I’m sipping a café con leche with Francisco and Manuel in the small Murcian town of Cieza. Both are peach farmers, and their livelihood has depended on fruit trees since they were children, just like their parents and grandparents.
Cieza sits in a valley surrounded by thousands of acres of fruit trees that stand sentry in neat rows. I’ve driven for just over an hour from the bustling Costa Blanca but the reality feels much further. The brooding mountains look superimposed onto the scene, jagged incisor peaks gnawing at the sky. At their feet, the land softens and levels out, pale sandstone foothills giving way to a natural amphitheatre.
In early spring these mountains provide a backdrop to an incredible, sensory show. The trees are slumbering now, but as the calendar turns into February, they will awaken, their delicate pink blossom transforming the landscape into a scene from an artist’s palette.
This blooming is marked by the annual Floración festival, a celebration of pastel pink petals, concerts, cycling trips and gastronomic events in and around Cieza. It’s Spain’s answer to Japan’s famed cherry blossom season, without the long-haul flight.
Cieza is the largest peach producer in Europe, and people here are rightly proud of their fruit. The area is particularly suited to growing fruit thanks to its climate, fertile soil, and the nearby Segura River, providing much-needed water to this dry region. I wonder whether the farmers have seen changes in the climate during their lifetime. Their smiles are tinged with sadness.
“The rainfall is very different,” Manuel replies. “Years ago, it rained little by little, but nowadays we have storms and torrential rain, which destroy the flowers and fruit.”
Francisco adds: “The seasons are unpredictable now. When the sun comes at the wrong time, it burns the fruit. Last year the peaches came too early, and they were too small.” This year, it’s looking like the season will be 10 days later than usual.
Acutely aware of the challenges facing today’s farmers, I finish my coffee and head out to the fruit fields with Antonio Santos. He’s been taking tourists to see the Floración on foot, by bike, car, and bus with Agromarketing Experiencias Turisticas for 10 years. With us is guide José, who’s worked with peaches since he was a youngster. We stop at a viewpoint, the site of a former school for farming families. Despite its closure, many farms are still in family ownership today.

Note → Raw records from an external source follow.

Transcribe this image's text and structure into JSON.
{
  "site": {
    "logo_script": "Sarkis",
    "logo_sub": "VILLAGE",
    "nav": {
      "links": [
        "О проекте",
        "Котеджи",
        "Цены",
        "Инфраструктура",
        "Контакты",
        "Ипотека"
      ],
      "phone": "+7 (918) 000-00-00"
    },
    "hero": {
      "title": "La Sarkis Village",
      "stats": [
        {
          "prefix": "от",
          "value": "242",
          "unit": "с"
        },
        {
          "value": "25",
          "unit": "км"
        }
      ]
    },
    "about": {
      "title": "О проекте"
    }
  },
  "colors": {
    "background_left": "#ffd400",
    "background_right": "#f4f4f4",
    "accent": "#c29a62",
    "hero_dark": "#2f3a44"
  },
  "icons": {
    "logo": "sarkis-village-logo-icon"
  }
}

Stark and bare for now, the trees’ gnarled fingers reach towards the sky. Their branches sprout from just above ground level, recalling rows of ballerinas frozen in mid-pirouette. Peach farming, José says, is labour-intensive work, with pruning and fruit-picking still largely carried out by hand. Pruning intentionally creates the dancing silhouette to maximise the amount of sunlight able to access the tree. But the shape means machine-picking of the fruit is impossible.
To say the area glows pink during Floración is an understatement, José tells me, as each field is simply one hue in a palette.

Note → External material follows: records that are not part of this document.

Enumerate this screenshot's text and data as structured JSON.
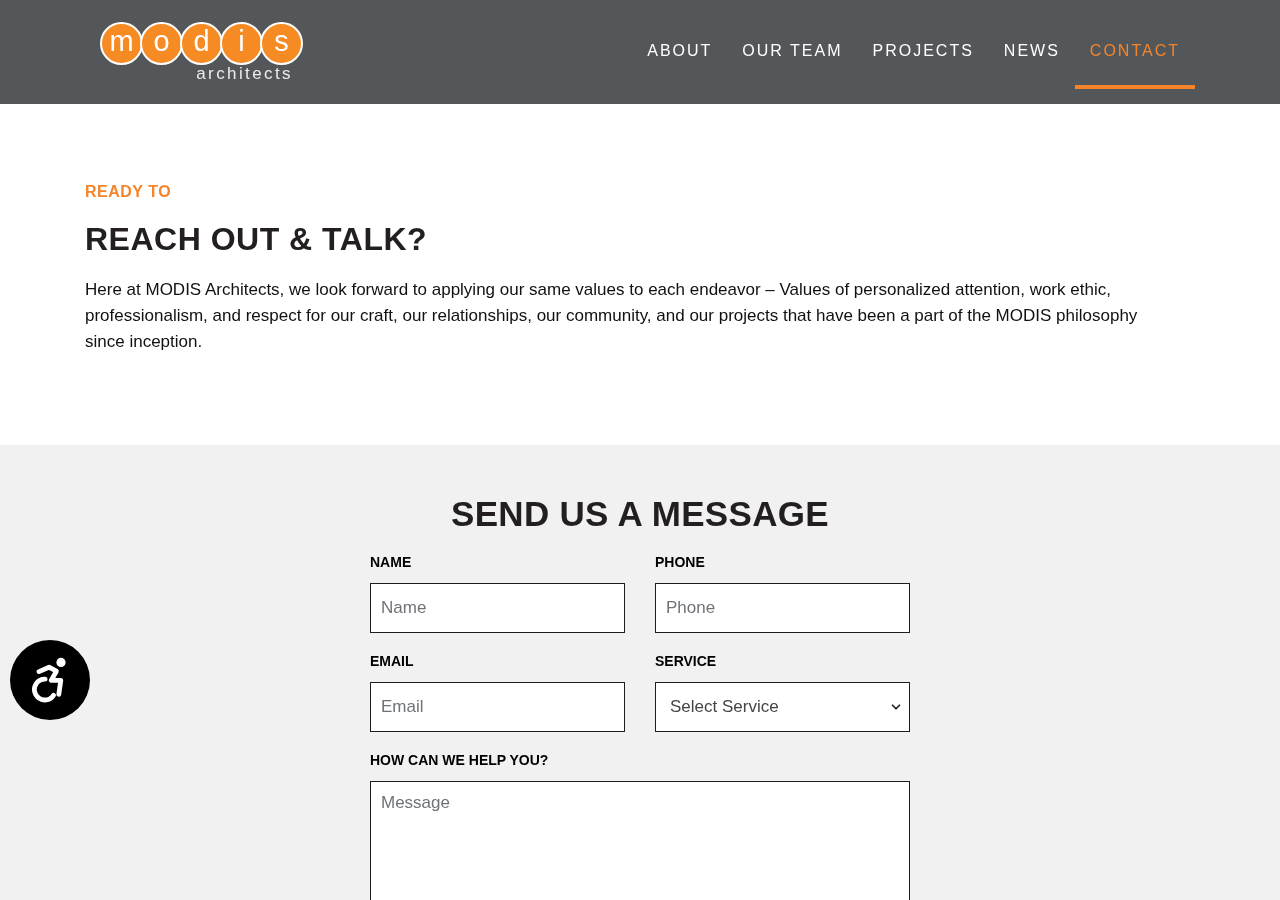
{
  "logo": {
    "letters": [
      "m",
      "o",
      "d",
      "i",
      "s"
    ],
    "tagline": "architects"
  },
  "nav": [
    {
      "label": "ABOUT",
      "selected": false
    },
    {
      "label": "OUR TEAM",
      "selected": false
    },
    {
      "label": "PROJECTS",
      "selected": false
    },
    {
      "label": "NEWS",
      "selected": false
    },
    {
      "label": "CONTACT",
      "selected": true
    }
  ],
  "intro": {
    "eyebrow": "READY TO",
    "heading": "REACH OUT & TALK?",
    "body": "Here at MODIS Architects, we look forward to applying our same values to each endeavor – Values of personalized attention, work ethic, professionalism, and respect for our craft, our relationships, our community, and our projects that have been a part of the MODIS philosophy since inception."
  },
  "form": {
    "title": "SEND US A MESSAGE",
    "fields": [
      {
        "kind": "input",
        "label": "NAME",
        "placeholder": "Name"
      },
      {
        "kind": "input",
        "label": "PHONE",
        "placeholder": "Phone"
      },
      {
        "kind": "input",
        "label": "EMAIL",
        "placeholder": "Email"
      },
      {
        "kind": "select",
        "label": "SERVICE",
        "value": "Select Service"
      },
      {
        "kind": "textarea",
        "label": "HOW CAN WE HELP YOU?",
        "placeholder": "Message"
      }
    ]
  }
}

“You have this subtly changing tapestry of colours, from pinky white to fuchsia depending on the weather, season, and the variety of fruit. So, the Floración is never the same.”

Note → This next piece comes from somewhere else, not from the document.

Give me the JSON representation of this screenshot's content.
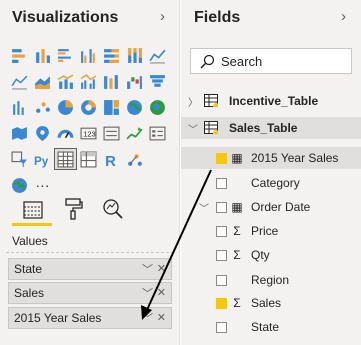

I agree. On a previous visit, I remember standing, surrounded by this spectacular natural phenomenon, feeling like I’d been transported into an impressionist painting as the area shimmered with colour and light.
“Even though I’ve lived in this area all my life,” José adds, “I still find it amazing to see these fields covered in pink.”
Visiting the Floración is becoming more popular each year. “Last year’s festival attracted at least 60,000 people,” says Antonio. It’s hard to imagine, as all is quiet today, the trees snoozing around us and only the odd tractor pottering about.
Antonio tells me that the most popular way to see the Floración is, as I did, a self-drive guided tour along the dusty farm tracks. We’d stopped to hear tales about farming, fruit and the area’s rich history before rounding off the morning with lunch surrounded by the blossom.
New for this season is the Via Verde de la Floración, a 5km walking and cycling track along an old railway route bordering the patchwork of pink fields. Activities include musical entertainment in the midst of the fruit trees, canoeing down the river Segura, and peach-themed gastronomic events.
“I think of it like this,” continues José, “visiting the Floración is giving value to the hard work of the farmers, which is often forgotten.”
Although the trees decide for themselves when they flower, activities for this year’s Floración kick off on 17 February, with peak flowering looking likely to be during the first two weeks of March.
For now, the peach trees sit starkly in a monochrome landscape, but already I can see their tiny hopeful buds waiting to explode into colour when the time is right. When they do, I’ll remember Francisco and Manuel and the challenges they face in bringing peaches to the world’s tables.
Cieza is around an hour’s drive from Murcia and Alicante airports.
By rail, direct trains from Madrid take around three hours and cost from £45.
Where to Stay
Casa de la Campana, just outside Cieza with views of the fruit fields, has doubles from €79.
Tours of the Floración de Cieza are available from €8, with English-speaking guides available.